In my opinion, act is a verb to perform sth. Therefore, in Policy abstract class, it should be a noun action just like bestAction. However, chooseAction and chooseBestAction are good, too.

class Policy(object):
    """Abstract class for all policies, i.e. objects that can take any space as input, and output an action.
    """

    def __init__(self, q_network, n_actions,random_state):
        self.q_network = q_network
        self.n_actions = n_actions
        self.random_state = random_state

        pass

    def bestAction(self, state):
        """ Returns the best Action
        """
        action = self.q_network.chooseBestAction(state)
        V = max(self.q_network.qValues(state))
        return action, V

    def act(self, state):
        """Main method of the Policy class. It can be called by agent.py, given a state,
        and should return a valid action w.r.t. the environment given to the constructor.
        """
        raise NotImplementedError()

How to use LSTM?

Dear VinF,

thank you for your great work.

I'm using temporary the DDPG algorithm. I would like to try to use the LSTM network.

I changed in AC_net_keras the line nr. 10 for this purpose to
from .NN_keras_LSTM import NN

When I'm trying to start the optimisation following error occurs:
"Q_net = neural_network_critic(self._batch_size, self._input_dimensions, self._n_actions, self._random_state, True)

TypeError: init() takes 5 positional arguments but 6 were given"

How is it possible to use it?

Thanks
dynamik

TypeError: _buildDQN() takes exactly 2 arguments (1 given)

I am runnning the run_ALE.py, and I use the keras model:

from deer.q_networks.q_net_keras import MyQNetwork.

However, this goes wrong.

Traceback (most recent call last):
File "run_ALE.py", line 85, in
rng)
File "/share/syou/deer/local/lib/python2.7/site-packages/deer/q_networks/q_net_keras.py", line 60, in init
self.q_vals, self.params = Q_net._buildDQN()
TypeError: _buildDQN() takes exactly 2 arguments (1 given)

Btw, when I use theano, it goes well. Any ideas?

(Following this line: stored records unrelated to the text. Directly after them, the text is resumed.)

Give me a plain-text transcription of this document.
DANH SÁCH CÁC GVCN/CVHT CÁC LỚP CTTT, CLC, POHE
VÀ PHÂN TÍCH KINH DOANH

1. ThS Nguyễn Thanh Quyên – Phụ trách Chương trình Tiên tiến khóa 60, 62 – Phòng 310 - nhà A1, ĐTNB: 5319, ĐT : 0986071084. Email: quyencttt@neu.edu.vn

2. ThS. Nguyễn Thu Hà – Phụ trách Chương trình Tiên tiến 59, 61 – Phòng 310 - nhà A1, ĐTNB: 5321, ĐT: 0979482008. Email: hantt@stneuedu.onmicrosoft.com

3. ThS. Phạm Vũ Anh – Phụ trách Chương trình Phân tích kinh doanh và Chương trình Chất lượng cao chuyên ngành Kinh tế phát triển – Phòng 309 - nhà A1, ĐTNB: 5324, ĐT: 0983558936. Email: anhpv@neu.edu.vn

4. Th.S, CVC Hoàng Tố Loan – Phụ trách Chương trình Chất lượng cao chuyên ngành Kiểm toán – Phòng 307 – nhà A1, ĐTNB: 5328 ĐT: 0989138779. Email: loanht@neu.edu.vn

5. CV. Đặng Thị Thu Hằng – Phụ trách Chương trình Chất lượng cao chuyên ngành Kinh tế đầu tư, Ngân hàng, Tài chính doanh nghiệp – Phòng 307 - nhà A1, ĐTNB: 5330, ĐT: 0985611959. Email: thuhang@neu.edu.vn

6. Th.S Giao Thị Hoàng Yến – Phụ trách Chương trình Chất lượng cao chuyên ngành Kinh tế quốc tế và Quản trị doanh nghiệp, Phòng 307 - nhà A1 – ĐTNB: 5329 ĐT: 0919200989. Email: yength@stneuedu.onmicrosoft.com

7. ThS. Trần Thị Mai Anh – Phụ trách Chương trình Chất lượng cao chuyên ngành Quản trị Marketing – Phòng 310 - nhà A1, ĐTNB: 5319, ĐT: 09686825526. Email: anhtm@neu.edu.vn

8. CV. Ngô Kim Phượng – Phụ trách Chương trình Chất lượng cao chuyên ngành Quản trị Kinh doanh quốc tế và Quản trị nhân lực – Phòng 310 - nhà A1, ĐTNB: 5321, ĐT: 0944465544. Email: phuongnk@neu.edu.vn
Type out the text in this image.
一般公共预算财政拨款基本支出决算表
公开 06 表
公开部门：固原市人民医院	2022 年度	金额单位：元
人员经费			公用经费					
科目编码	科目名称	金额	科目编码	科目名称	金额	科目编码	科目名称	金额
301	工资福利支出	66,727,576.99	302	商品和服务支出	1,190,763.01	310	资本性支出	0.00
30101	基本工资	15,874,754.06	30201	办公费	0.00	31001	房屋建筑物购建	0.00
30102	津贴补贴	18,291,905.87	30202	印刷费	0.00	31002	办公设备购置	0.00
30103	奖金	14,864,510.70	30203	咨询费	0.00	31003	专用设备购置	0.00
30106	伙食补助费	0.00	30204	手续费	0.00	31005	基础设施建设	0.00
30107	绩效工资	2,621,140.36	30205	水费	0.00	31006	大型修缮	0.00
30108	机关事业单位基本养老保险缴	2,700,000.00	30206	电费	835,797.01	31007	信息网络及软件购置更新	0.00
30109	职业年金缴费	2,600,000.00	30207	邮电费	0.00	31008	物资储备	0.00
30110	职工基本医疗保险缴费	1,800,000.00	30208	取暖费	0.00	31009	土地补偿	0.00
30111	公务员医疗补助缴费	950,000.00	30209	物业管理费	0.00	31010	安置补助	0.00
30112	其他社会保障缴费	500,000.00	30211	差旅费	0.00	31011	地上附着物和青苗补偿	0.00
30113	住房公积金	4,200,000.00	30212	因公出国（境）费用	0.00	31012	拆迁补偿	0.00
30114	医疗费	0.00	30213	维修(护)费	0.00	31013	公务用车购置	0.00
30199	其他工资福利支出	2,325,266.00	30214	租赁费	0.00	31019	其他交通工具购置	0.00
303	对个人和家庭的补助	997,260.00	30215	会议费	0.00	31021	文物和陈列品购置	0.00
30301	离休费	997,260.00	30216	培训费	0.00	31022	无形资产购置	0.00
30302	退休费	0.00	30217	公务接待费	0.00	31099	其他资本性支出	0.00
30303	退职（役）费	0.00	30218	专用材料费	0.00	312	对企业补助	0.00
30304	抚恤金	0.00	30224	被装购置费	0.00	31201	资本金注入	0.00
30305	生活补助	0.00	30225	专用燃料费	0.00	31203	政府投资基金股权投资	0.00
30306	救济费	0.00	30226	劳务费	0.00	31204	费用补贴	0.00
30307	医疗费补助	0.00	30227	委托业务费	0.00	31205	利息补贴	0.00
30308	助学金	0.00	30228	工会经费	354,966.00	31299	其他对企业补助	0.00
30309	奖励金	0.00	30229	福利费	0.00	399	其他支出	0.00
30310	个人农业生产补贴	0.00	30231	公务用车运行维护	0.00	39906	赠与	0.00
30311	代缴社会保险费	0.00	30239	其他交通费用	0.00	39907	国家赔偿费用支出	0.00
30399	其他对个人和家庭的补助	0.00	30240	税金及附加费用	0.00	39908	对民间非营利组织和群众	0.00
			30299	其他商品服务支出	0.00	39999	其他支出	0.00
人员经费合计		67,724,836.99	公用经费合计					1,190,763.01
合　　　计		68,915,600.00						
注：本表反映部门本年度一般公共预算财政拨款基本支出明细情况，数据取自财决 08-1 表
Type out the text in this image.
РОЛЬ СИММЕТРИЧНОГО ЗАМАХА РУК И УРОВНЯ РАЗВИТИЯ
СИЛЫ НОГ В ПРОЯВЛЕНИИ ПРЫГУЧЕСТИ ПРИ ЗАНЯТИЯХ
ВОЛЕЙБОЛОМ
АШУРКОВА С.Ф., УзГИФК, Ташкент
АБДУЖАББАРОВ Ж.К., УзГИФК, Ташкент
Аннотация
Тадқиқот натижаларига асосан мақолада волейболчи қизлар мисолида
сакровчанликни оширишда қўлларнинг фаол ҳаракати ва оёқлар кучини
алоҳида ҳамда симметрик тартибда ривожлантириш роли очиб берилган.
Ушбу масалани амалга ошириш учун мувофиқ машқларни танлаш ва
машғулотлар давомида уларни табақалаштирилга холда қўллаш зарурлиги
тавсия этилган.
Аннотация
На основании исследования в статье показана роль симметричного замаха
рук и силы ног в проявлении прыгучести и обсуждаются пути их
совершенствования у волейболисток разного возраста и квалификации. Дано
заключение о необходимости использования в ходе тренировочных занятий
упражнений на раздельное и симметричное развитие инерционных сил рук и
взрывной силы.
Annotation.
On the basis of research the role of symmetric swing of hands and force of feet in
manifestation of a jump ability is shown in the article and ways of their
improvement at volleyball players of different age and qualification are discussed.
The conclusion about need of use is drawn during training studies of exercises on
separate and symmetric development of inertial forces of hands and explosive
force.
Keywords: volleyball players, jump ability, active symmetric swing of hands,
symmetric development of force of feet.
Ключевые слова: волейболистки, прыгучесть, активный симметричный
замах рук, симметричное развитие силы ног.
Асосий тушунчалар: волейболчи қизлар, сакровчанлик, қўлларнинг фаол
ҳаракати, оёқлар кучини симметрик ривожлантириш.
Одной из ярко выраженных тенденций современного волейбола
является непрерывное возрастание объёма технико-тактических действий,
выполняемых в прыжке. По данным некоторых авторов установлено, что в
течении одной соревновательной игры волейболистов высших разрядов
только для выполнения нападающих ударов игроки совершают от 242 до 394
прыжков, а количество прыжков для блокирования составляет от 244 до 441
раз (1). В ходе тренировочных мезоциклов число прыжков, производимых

q_networks.AC_net_keras, q_networks.q_network_keras and q_networks.q_network_theano only use 95mb of GPU

Do you happen to know a reason why it would use such little GPU memory? Trying to use the library but running into issues with this. It's saying that the GPU has no more space but the GPU has way more space than 95MB

Q_network set / dump does not work as expected

Hi Vince, thank you so much to offer this useful toolbox for us. I just find the Q_network cannot be dumped and resumed with setNetwork / dumpNetwork appropriately. The Learning rate / Epsilon / Discount factor cannot be transferred from trained model to the new one. We can add some tags in the agent.py in the _runEpisode after self._total_mode_reward += reward as follows:
print 'Action is {}, V is {}'.format(action, V)
print '#{} --- Reward is {}:'.format(maxSteps, reward)

TRPO algorithm

Hi Vince, many thanks to your fantastic work! I would like to know if there is a plant to support the TRPO algorithm? Thanks a lot!